Les propriétaires et copropriétaires des ensembles immobiliers situés au sein de ce quartier, dont ceux de la résidence HORIZON 90, sont membres de droit de “l’Association Foncière des Propriétaires de la Zone d’Habitation du Quartier de la Noue”, association foncière urbaine libre (ci-après désignée AFUL) soumise au régime de la loi du 21 juin 1865 puis de l’ordonnance du 1er juillet 2004.
L’AFUL, gérée en vertu de statuts publiés le 18 février 1970 puis modifiés par une assemblée générale extraordinaire du 04 décembre 2014 et publiés à nouveau le 31 janvier 2015, a pour objet la gestion des espaces et ouvrages d’intérêts communs présents au sein de la zone d’habitation du quartier de la Noue, et dont elles pour certains propriétaires, à savoir les espaces verts, les voiries, les garages enterrés ou non, les parkings, les canalisations et lignes souterraines et aériennes, et les réseaux divers.
Par exploit d’huissier du 09 septembre 2015, le syndicat des copropriétaires de la résidence HORIZON 90 (ci-après désigné le syndicat des copropriétaires) a assigné l’AFUL, représentée par son président en exercice, devant le TGI de BOBIGNY, sur le fondement des articles 1235 et 1376 du Code civil, afin principalement de voir condamner l’AFUL à lui verser la somme de 201.600 euros en restitution de fonds indûment versés en acquittement de factures libellées “charges garages”, à charge pour le syndic d’en opérer la ventilation entre les 140 copropriétaires le composant.

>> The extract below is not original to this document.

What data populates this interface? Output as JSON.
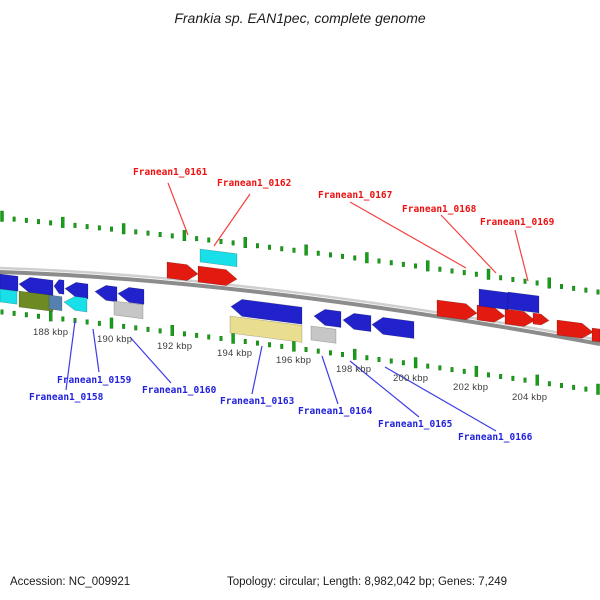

Dans ses dernières conclusions, notifiées par voie électronique le 08 novembre 2017, le syndicat des copropriétaires demande au tribunal de :
— recevoir le syndicat des copropriétaires en sa demande de répétition de l’indû et rejeter la fin de non recevoir soulevée par l’AFUL,
— condamner L’AFUL à lui verser la somme de 201.600 euros, sinon dans la pire des hypothèses la somme de 117.600 euros, en restitution de fonds indûment versés en acquittement de factures libellées “charges garages”, avec intérêts au taux légal à compter de l’assignation et capitalisation de droit, à charge pour le syndic d’en opérer la ventilation entre les 140 copropriétaires le composant,
— dire que l’AFUL est irrecevable en sa demande de paiement de “charges garages” de 104.160 euros à l’encontre du syndicat des copropriétaires comme se heurtant à une fin de non recevoir, et en tout état de cause mal fondée,
— débouter l’AFUL de toutes ses demandes, y compris celles tendant au paiement de la somme de 10.000 euros pour procédure abusive et de ses frais irrépétibles,
— condamner l’AFUL à lui verser la somme de 5.000 euros pour résistance abusive et comportement dilatoire,
— condamner l’AFUL à lui verser la somme de 10.000 euros sur le fondement de l’article 700 du Code de procédure civile , ainsi qu’aux dépens, avec autorisation pour la SCP FORESTIER HINFRAY, avocat, de les recouvrer directement en application de l’article 699 du Code de procédure civile,
— ordonner l’exécution provisoire de la décision à intervenir.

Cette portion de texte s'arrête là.